There was another volcanic episode in the news this evening. Mt Etna has been active in Sicily for weeks but now, Mount Sinabung in Sumatra is back in the news too. It’s been blasting volcanic ejecta five kilometres into the sky for a few days. The ash rains back down as choking, abrasive dust. That might seem awful but it’s relatively good news if you live beside an active volcano on The Ring of Fire.
A few years before the Sumatran Mount Sinabung awoke from a four hundred year sleep in 2010, I had hoped to travel to Borabadur in central Java for the weekend. I was already in Jakarta, so the trip to visit the world’s largest Buddhist temple wasn’t as extreme as you might think. The idea was to fly to Yoyakarta and drive to the 9th century Mahayana temple for the day.

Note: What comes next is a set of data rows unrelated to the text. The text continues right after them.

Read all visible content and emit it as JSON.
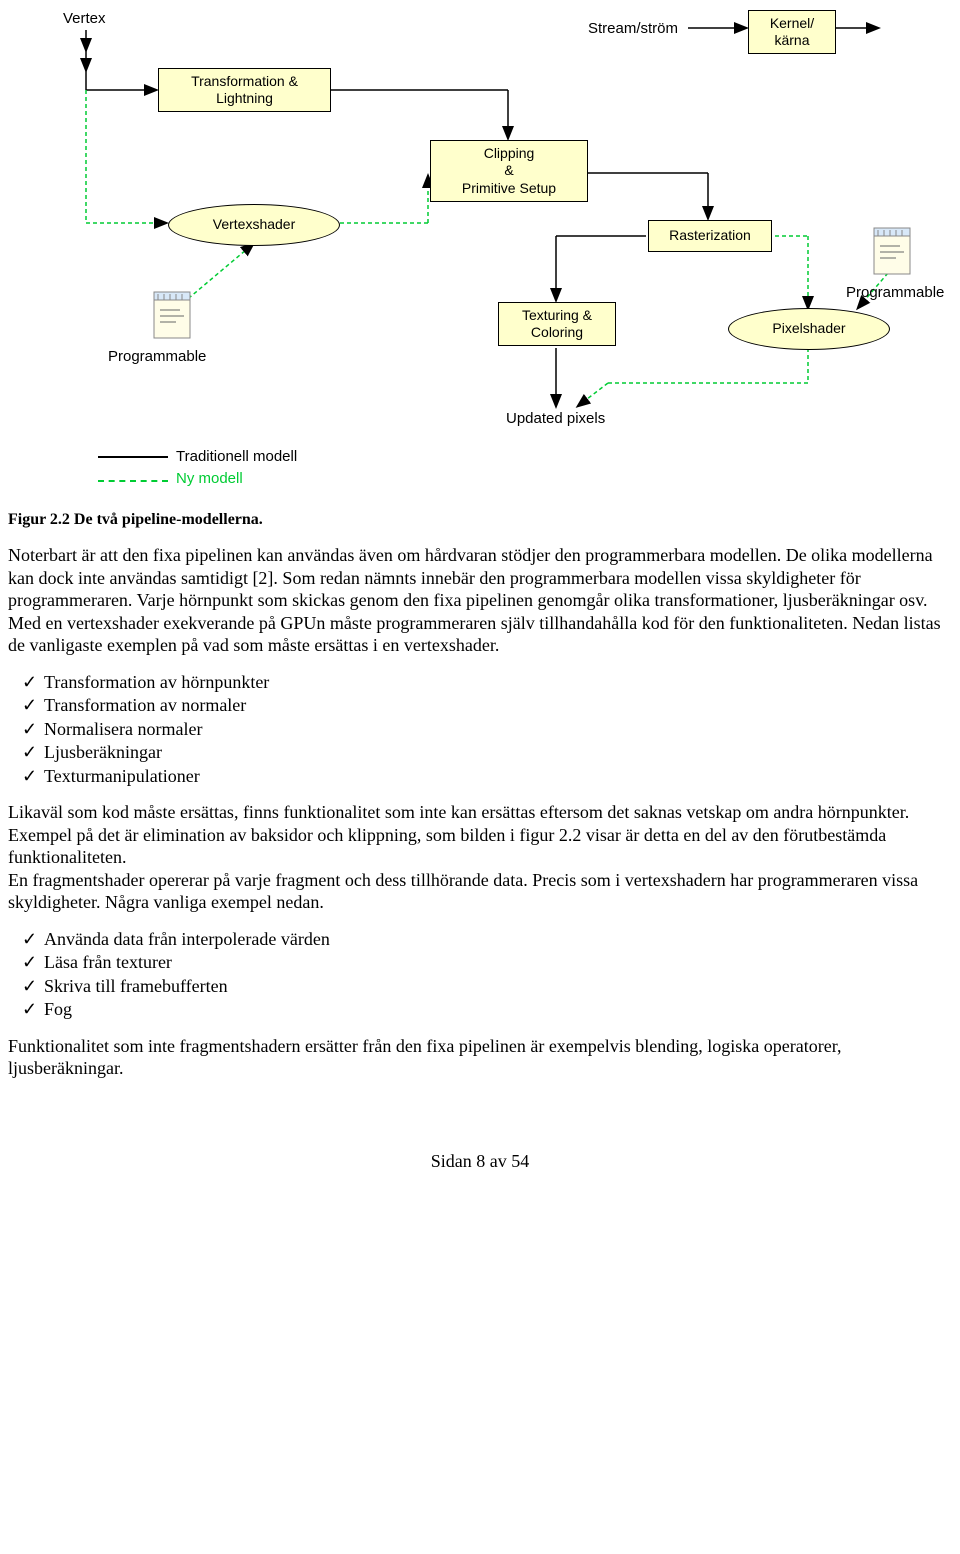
{
  "diagram": {
    "vertex": "Vertex",
    "stream": "Stream/ström",
    "kernel": "Kernel/\nkärna",
    "transformation": "Transformation &\nLightning",
    "clipping": "Clipping\n&\nPrimitive Setup",
    "rasterization": "Rasterization",
    "texturing": "Texturing &\nColoring",
    "vertexshader": "Vertexshader",
    "pixelshader": "Pixelshader",
    "programmable1": "Programmable",
    "programmable2": "Programmable",
    "updated": "Updated pixels",
    "legend_trad": "Traditionell modell",
    "legend_new": "Ny modell"
  },
  "caption": "Figur 2.2 De två pipeline-modellerna.",
  "para1": "Noterbart är att den fixa pipelinen kan användas även om hårdvaran stödjer den programmerbara modellen. De olika modellerna kan dock inte användas samtidigt [2]. Som redan nämnts innebär den programmerbara modellen vissa skyldigheter för programmeraren. Varje hörnpunkt som skickas genom den fixa pipelinen genomgår olika transformationer, ljusberäkningar osv. Med en vertexshader exekverande på GPUn måste programmeraren själv tillhandahålla kod för den funktionaliteten. Nedan listas de vanligaste exemplen på vad som måste ersättas i en vertexshader.",
  "list1": {
    "i0": "Transformation av hörnpunkter",
    "i1": "Transformation av normaler",
    "i2": "Normalisera normaler",
    "i3": "Ljusberäkningar",
    "i4": "Texturmanipulationer"
  },
  "para2": "Likaväl som kod måste ersättas, finns funktionalitet som inte kan ersättas eftersom det saknas vetskap om andra hörnpunkter. Exempel på det är elimination av baksidor och klippning, som bilden i figur 2.2 visar är detta en del av den förutbestämda funktionaliteten.\nEn fragmentshader opererar på varje fragment och dess tillhörande data. Precis som i vertexshadern har programmeraren vissa skyldigheter. Några vanliga exempel nedan.",
  "list2": {
    "i0": "Använda data från interpolerade värden",
    "i1": "Läsa från texturer",
    "i2": "Skriva till framebufferten",
    "i3": "Fog"
  },
  "para3": "Funktionalitet som inte fragmentshadern ersätter från den fixa pipelinen är exempelvis blending, logiska operatorer, ljusberäkningar.",
  "footer": "Sidan 8 av 54"
}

Beautiful Mount Merapi is just 25 km from the temple. The local take is that Merapi is a sentient being that chooses to erupt. It chose that week, a few days before I might have been there. I was advised, no told, not to travel. That was good advice because Merapi is famous for its long and cyclic history of pyroclastic flows. You might think of Pompeii. The poisonous gases and tephra at about 1,000 °C in nuées ardentes can flow down slope at 80 or more km per hour. Think total destruction and burial. Like Pompeii, where vitrified brains have recently been recovered from people killed two thousand years ago.
Think of the large town of Saint-Pierre in the Caribbean’s Lesser Antilles. Mount Pelée erupted there in 1902 and killed 30,000 people in just a few minutes. And back on Java, Merapi itself wiped out thirteen villages and 1400 people in 1930.

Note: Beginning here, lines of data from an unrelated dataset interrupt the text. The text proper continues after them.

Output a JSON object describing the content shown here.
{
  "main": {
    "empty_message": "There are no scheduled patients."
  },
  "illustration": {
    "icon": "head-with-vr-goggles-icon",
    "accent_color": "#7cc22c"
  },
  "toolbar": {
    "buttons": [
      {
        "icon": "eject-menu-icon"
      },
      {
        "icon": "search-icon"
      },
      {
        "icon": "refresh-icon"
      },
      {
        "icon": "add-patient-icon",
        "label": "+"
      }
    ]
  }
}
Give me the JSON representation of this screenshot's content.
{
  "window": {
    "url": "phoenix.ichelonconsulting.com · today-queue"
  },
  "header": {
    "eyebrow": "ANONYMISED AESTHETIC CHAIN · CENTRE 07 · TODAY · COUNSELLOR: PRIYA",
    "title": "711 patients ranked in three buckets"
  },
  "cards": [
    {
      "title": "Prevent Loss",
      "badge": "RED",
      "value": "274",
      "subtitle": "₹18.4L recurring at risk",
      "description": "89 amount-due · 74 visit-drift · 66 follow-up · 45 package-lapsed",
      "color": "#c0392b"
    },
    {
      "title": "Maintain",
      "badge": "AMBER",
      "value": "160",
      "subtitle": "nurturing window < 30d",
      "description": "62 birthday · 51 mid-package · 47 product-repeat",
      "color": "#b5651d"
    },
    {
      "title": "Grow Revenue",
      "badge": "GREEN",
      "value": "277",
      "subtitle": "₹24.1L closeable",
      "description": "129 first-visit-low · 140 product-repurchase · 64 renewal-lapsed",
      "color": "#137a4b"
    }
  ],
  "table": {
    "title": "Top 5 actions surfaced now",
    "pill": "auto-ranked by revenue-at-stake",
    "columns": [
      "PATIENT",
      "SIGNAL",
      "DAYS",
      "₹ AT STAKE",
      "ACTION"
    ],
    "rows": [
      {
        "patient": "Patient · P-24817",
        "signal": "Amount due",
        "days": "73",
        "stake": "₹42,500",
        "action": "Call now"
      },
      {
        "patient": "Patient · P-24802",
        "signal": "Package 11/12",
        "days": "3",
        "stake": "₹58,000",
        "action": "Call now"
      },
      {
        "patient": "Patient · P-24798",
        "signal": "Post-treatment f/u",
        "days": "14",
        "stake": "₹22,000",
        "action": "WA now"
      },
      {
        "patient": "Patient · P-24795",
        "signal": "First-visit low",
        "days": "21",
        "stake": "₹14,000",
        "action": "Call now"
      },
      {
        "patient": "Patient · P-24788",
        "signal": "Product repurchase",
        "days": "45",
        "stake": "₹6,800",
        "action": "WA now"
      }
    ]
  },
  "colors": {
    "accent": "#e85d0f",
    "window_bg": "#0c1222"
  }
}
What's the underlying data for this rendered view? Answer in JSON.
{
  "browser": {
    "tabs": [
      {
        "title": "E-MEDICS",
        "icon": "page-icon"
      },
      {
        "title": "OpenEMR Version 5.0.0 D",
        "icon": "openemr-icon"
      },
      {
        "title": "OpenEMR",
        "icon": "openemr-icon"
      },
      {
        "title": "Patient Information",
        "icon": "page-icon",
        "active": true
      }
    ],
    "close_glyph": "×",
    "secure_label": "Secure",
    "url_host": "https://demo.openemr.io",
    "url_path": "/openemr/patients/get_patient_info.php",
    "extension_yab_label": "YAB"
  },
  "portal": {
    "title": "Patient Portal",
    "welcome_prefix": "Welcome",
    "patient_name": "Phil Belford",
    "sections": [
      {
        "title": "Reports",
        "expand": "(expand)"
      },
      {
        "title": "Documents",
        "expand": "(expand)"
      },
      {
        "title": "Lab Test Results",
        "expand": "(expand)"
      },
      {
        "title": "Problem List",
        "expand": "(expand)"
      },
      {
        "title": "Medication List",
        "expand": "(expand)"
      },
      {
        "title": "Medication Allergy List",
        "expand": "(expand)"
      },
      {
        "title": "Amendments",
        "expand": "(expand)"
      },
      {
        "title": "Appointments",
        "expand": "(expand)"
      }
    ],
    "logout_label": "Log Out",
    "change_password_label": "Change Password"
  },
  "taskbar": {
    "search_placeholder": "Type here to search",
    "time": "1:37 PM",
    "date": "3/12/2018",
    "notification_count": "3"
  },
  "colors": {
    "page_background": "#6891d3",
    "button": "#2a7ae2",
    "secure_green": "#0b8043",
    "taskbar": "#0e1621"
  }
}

Staying on Java, and Jakarta, a colleague was attending a business breakfast in a small function room in the Marriott Hotel in Jakarta one day in 2009. He didn’t die when a suicide bomber burst into the meeting room and detonated himself. Several businessmen were killed and a waiter too. My colleague took a long time to recover from very serious injuries that changed his life forever. He returned to work eventually and we admired him greatly for doing so.
I remember meeting him around the time of his retirement. We shared a passion for motor sports and we both drove extreme cars for a while. No matter mine, this is about his. He driven to our office where he showed me around his street legal replica GT40 which he later toured around the US for a while after retirement. The 40 refers to the height of the roof from the ground. So low I couldn’t get in. Except it was the 43 inch, replica version that I was unable to fold myself into. I was carrying a neck injury at the time otherwise, I’m certain I’d have made it. Can you imagine, he travelled the US with his wife in there too. That’s dedication for you.
Caveat emptor: my daily musings may not be complete let alone correct.
Robert says
Etna is in Sicily
Simon Robinson says
Arrghh and thank you. I have no idea why I typed Sardinia.